Mas essa coisa de felicidade é bicho difícil, é ave rara, é figurinha que faltou nos álbuns incompletos.
E filhos afinal criam asas e vão viverem suas vidas.
Nesse intervalo Veio uma neta. Isabela. Mais linda que um pôr do sol, mais bela que uma Flôr. Para todos uma grande felicidade.
Mas Mudaram. Novos horizontes.
Assim a casa ficou imensa e vazia.
Ao chegar a porta deparei-me pasmem, com um lindo filhote de gato tricolor que depois viemos a saber que era uma gata, sem casa , sem dono, sem nada.
O que fazer, não poderia deixar morrer tinha que recolher, acolher e alimentar.
Ia chamar a mulher mas o cheiro do café foi mais forte e disse:
-Por hoje fica!
Arranjei uma caixa de sapato e um trapo e coloquei-a para comer e dormir na varanda mesmo.
Tomamos o café. Falamos da vida. Na rotina. No tempo. Ficamos em silêncio.
Com o tempo as coisas não precisa serem ditas. Um olhar nos entendemos.
Quando cheguei ao trabalho lembrei que não tinha falado nada sobre o bichano.
Quando voltei ela correu ao meu encontro e ronronou para mim. Trançou varias vezes sob minhas pernas. Atrás dela veio minha esposa toda sorridente.
No pescoço tinha uma coleira amarela e um guizo para alertar onde ela tinha se escondido.
Fora até batizada.
-Ela chama-se Josefina! Disse minha esposa.

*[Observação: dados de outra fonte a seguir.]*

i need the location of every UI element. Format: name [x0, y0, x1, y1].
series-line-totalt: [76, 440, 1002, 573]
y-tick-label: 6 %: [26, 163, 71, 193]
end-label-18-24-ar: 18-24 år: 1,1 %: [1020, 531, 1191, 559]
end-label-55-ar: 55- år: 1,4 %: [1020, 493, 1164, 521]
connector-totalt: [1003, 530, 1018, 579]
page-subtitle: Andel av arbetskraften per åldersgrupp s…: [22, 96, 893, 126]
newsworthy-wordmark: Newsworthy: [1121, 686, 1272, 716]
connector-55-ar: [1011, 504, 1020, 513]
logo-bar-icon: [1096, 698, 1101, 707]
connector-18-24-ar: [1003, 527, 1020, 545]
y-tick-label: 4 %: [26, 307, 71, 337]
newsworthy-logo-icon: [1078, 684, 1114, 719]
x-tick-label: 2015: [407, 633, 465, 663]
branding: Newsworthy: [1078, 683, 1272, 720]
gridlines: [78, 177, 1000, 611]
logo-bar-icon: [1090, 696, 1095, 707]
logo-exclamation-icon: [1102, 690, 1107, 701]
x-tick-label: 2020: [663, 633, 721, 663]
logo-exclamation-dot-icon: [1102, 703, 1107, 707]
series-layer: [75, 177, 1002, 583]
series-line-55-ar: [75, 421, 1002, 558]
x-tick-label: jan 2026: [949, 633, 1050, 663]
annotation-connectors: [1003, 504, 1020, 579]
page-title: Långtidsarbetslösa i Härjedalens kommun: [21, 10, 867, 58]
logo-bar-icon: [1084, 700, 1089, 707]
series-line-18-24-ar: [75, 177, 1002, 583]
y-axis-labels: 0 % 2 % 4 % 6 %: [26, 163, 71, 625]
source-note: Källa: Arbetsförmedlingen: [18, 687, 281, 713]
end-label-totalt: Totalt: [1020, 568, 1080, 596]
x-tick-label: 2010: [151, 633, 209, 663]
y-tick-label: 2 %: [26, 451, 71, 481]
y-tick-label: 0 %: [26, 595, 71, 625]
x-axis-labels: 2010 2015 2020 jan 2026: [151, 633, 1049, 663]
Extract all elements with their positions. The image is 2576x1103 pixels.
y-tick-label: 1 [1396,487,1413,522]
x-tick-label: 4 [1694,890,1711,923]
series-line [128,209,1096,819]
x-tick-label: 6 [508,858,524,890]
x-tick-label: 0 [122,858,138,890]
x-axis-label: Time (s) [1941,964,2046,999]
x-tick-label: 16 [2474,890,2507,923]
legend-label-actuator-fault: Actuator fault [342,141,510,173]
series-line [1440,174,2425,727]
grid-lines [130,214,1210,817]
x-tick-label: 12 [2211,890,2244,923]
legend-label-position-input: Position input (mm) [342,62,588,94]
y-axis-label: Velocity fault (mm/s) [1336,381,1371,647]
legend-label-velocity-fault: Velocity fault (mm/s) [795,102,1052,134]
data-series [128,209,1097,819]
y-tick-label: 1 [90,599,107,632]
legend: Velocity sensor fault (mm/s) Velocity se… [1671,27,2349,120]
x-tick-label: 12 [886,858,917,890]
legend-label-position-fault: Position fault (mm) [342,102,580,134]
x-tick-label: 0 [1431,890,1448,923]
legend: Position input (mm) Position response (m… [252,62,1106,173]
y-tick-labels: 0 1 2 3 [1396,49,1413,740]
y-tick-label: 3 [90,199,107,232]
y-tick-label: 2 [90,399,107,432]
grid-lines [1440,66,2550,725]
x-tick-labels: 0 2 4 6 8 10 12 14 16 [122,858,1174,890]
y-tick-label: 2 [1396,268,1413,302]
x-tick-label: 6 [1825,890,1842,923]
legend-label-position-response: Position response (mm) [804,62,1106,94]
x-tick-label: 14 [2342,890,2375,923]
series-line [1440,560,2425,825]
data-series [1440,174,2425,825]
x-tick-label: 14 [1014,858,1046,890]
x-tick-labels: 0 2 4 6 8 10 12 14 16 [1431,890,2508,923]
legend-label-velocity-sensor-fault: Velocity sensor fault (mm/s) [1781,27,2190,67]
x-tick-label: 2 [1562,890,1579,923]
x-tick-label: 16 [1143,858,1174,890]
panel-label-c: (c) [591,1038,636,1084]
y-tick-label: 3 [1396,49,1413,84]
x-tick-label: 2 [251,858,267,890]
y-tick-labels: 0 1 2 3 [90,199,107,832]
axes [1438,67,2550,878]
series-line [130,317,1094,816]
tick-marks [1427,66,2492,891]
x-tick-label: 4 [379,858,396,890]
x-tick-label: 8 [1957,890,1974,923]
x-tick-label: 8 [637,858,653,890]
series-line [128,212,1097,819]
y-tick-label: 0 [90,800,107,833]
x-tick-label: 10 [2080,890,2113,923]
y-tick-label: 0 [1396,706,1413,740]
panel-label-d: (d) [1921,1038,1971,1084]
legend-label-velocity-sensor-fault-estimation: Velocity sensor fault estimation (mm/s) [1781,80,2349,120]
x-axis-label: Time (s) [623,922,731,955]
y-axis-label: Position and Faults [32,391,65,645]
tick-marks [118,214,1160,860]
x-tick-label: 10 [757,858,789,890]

“Essa noite fez frio. Por isso de madrugada fui fechar a janela e encontrei essa caixa de sapato com ela dentro coitada. Só uma pessoa má faria tal coisa”.
O que eu poderia dizer agora? Que já tinha arranjado um lar para ela, que não podíamos ficar com ela que bicho dá trabalho que gato não é como cachorro que é independente toda essas coisas que poderia mudar a ideia de ficar com ela.
Não disse. Deixa pra lá. Seria a pessoa má que ela havia falado. A verdade muitas vezes é irrelevante.
Para encurtar a história agora ela tomou conta do pedaço. Dorme no quarto. Deita no meu travesseiro e sou acordado todos os dias às seis em ponto com massagem nas costas e fungados carinhosos na orelha e nariz .
Trabalho dá muito mas em compensação com todo esse carinho o texto agora ficou fluido e fácil.
E aí saiu uma crônica curta e simples com o gosto e o cheiro da felicidade das pequenas coisas.